Workers that assemble smaller parts must have good vision, with or without using prescription aid. Firms involved in the production of electrical and electronic goods test applicants for color blindness since many wires used in the production process are color coded. Applicants should also have good hands and be able to perform complicated repetitive tasks rapidly.

As workers gain experience, they may be promoted to jobs necessitating more skill and ability. Assemblers with experience might move on to become repairers if they comprehend the making of the product and have adequately learned the steps to assembly of the product. Repairers repair products that have been labeled defective by inspection workers. It is also possible for assembly workers to become supervisors or work as quality control officers. Other assembly employees may move to the research and development division, aiding product designers and engineers in the design and development process as they work to create prototypes and test new products. In other firms, workers might begin training to work in an area of skill, such as becoming a machinist. Others with a good foundation in computers, science and math may be trained to become programmers or operators of sophisticated fabrication machinery that is automated.

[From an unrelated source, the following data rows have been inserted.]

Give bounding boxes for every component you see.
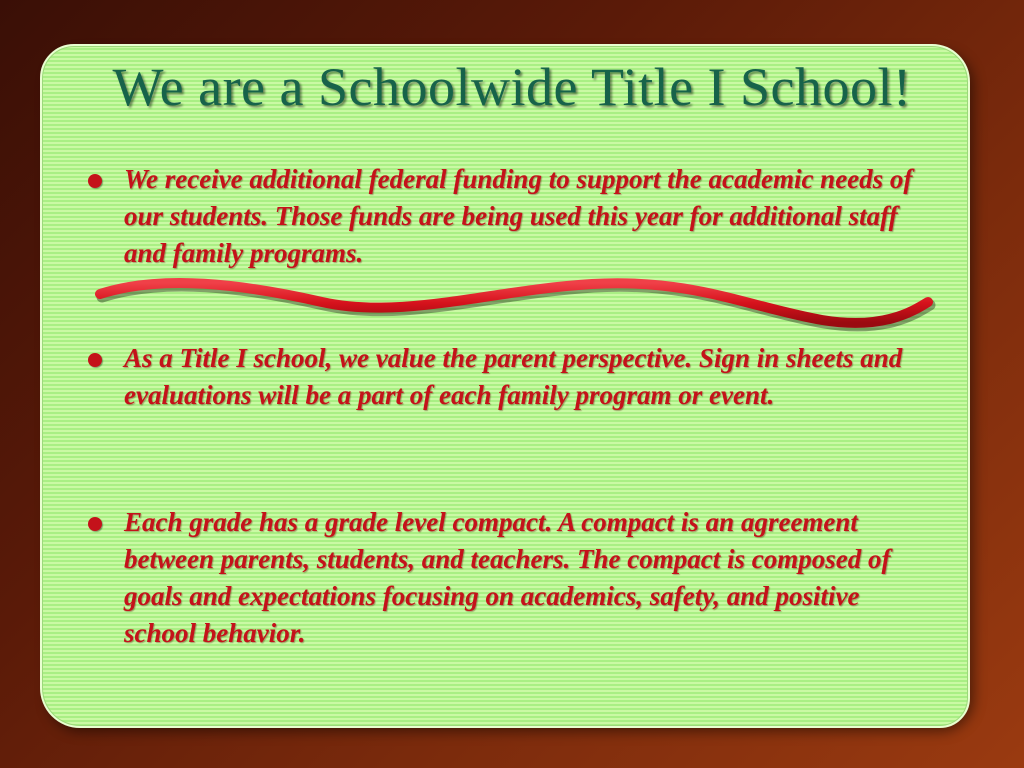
bullet-text: As a Title I school, we value the parent perspective. Sign in sheets and evaluations will be a part of each family program or event. xyxy=(124,343,903,410)
bullet-text: We receive additional federal funding to support the academic needs of our students. Those funds are being used this year for additional staff and family programs. xyxy=(124,164,913,268)
slide-title: We are a Schoolwide Title I School! xyxy=(112,57,912,117)
red-squiggle-divider xyxy=(92,272,938,342)
bullet-text: Each grade has a grade level compact. A compact is an agreement between parents, students, and teachers. The compact is composed of goals and expectations focusing on academics, safety, and positive school behavior. xyxy=(124,507,891,648)
bullet-dot-icon xyxy=(88,353,102,367)
bullet-item-parent-perspective xyxy=(86,340,936,414)
bullet-item-grade-compact xyxy=(86,504,936,652)
bullet-item-funding xyxy=(86,161,936,272)
bullet-dot-icon xyxy=(88,517,102,531)
bullet-dot-icon xyxy=(88,174,102,188)
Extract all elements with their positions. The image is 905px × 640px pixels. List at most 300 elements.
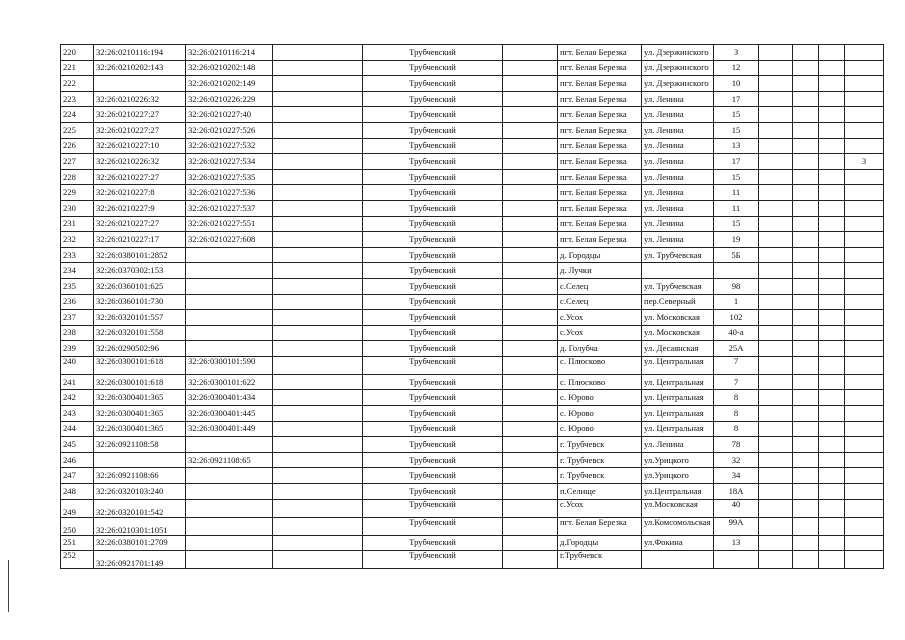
empty-cell [793,517,819,535]
empty-cell [503,356,558,374]
empty-cell [819,374,845,390]
empty-cell [273,278,363,294]
settlement-cell: пгт. Белая Березка [558,122,642,138]
house-number-cell: 98 [714,278,759,294]
empty-cell [273,374,363,390]
settlement-cell: пгт. Белая Березка [558,154,642,170]
house-number-cell: 11 [714,200,759,216]
empty-cell [503,437,558,453]
empty-cell [503,107,558,123]
cadastral-number-sub-cell [186,294,273,310]
cadastral-number-sub-cell: 32:26:0300101:590 [186,356,273,374]
empty-cell [503,294,558,310]
empty-cell [819,421,845,437]
cadastral-number-cell: 32:26:0290502:96 [94,341,186,357]
empty-cell [819,278,845,294]
empty-cell [759,263,793,279]
cadastral-number-cell: 32:26:0300101:618 [94,356,186,374]
empty-cell [759,484,793,500]
empty-cell [503,452,558,468]
empty-cell [793,169,819,185]
row-number-cell: 246 [61,452,94,468]
house-number-cell: 13 [714,138,759,154]
cadastral-number-cell: 32:26:0300401:365 [94,406,186,422]
empty-cell [793,200,819,216]
empty-cell [273,356,363,374]
empty-cell [273,499,363,517]
empty-cell [759,232,793,248]
empty-cell [273,138,363,154]
street-cell: ул.Комсомольская [642,517,714,535]
cadastral-number-sub-cell [186,499,273,517]
extra-value-cell [845,278,884,294]
empty-cell [503,499,558,517]
empty-cell [793,107,819,123]
table-row [61,421,884,437]
table-row [61,356,884,374]
street-cell: ул. Центральная [642,356,714,374]
district-cell: Трубчевский [363,247,503,263]
extra-value-cell [845,91,884,107]
empty-cell [819,247,845,263]
street-cell: ул. Ленина [642,107,714,123]
empty-cell [759,390,793,406]
street-cell: ул. Ленина [642,216,714,232]
cadastral-number-cell: 32:26:0370302:153 [94,263,186,279]
settlement-cell: пгт. Белая Березка [558,91,642,107]
table-row [61,247,884,263]
empty-cell [819,551,845,569]
house-number-cell [714,551,759,569]
cadastral-number-sub-cell [186,325,273,341]
house-number-cell: 15 [714,107,759,123]
table-row [61,76,884,92]
table-row [61,310,884,326]
table-row [61,232,884,248]
empty-cell [793,232,819,248]
empty-cell [793,390,819,406]
cadastral-number-sub-cell [186,310,273,326]
table-row [61,169,884,185]
empty-cell [503,138,558,154]
street-cell: ул. Дзержинского [642,76,714,92]
district-cell: Трубчевский [363,200,503,216]
extra-value-cell [845,294,884,310]
cadastral-number-sub-cell [186,278,273,294]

Job and Employment Opportunities for Assemblers and Fabricators

As a result of the likelihood of increased automated production plants the move by many firms to outsource employment to countries with cheap labor, employment for fabricators and assemblers is projected to fall through the year 2012. As production plants work to improve efficiency and productivity levels, more and more automation equipment will be introduced displacing work previously done by human capital. As advancements in technology are made, assembly workers will become increasingly productive, which will hurt employment rates as less workers will be able to accomplish more. However, there will be positions available as many workers will leave this occupation.

The ramifications automation has on the industry will affect some assemblers and fabricators more so than others. Production systems that incorporate automation are typically very pricey, and thus their purchase can only be justified if large volumes of product are being produced. Automated manufacturing systems for parts that are irregular in size or location are only now being realized. For instance, assembling airplanes is not easy as many parts must be installed in nearly inaccessible spots, such as the fuselage, making it very difficult for robots to complete the work. Consequently, workers like airplane assemblers have more job security since robots cannot easily perform their jobs, although the employment in the airplane assembly industry is on the decline due to unfavorable economic conditions for the aerospace industry. Contrastingly, in areas such as electronics, more production is becoming automated it this will affect the large numbers of assemblers that work in this occupation.

Many firms are outsourcing their production jobs to foreign nations that provide cheaper labor. This movement, facilitated by free trade and investment policies, is changing the makeup of the workforce of this nation’s manufacturing companies. Employment growth in assembly occupations will be harmed due to outsourcing jobs; however with the current conditions of free trade, more and more goods already assembled here may be exported.

Historical Earnings Information

The wages of assemblers and fabricators depend on many different elements, including the industry, location, skill level, educational level, and complexity of the equipment operated. The average hourly wages were $ 18.71 for aircraft structure, surfaces, rigging, and systems assemblers; $14.02 for engine and other machine assemblers; $11.07 for coil winders, tapers, and finishers; $11.83 for fiberglass laminators and finishers; $11.63 for timing device assemblers, calibrators, and adjusters; $12.15 for electromechanical equipment assemblers; and $11.00 for all the rest in the year 2002.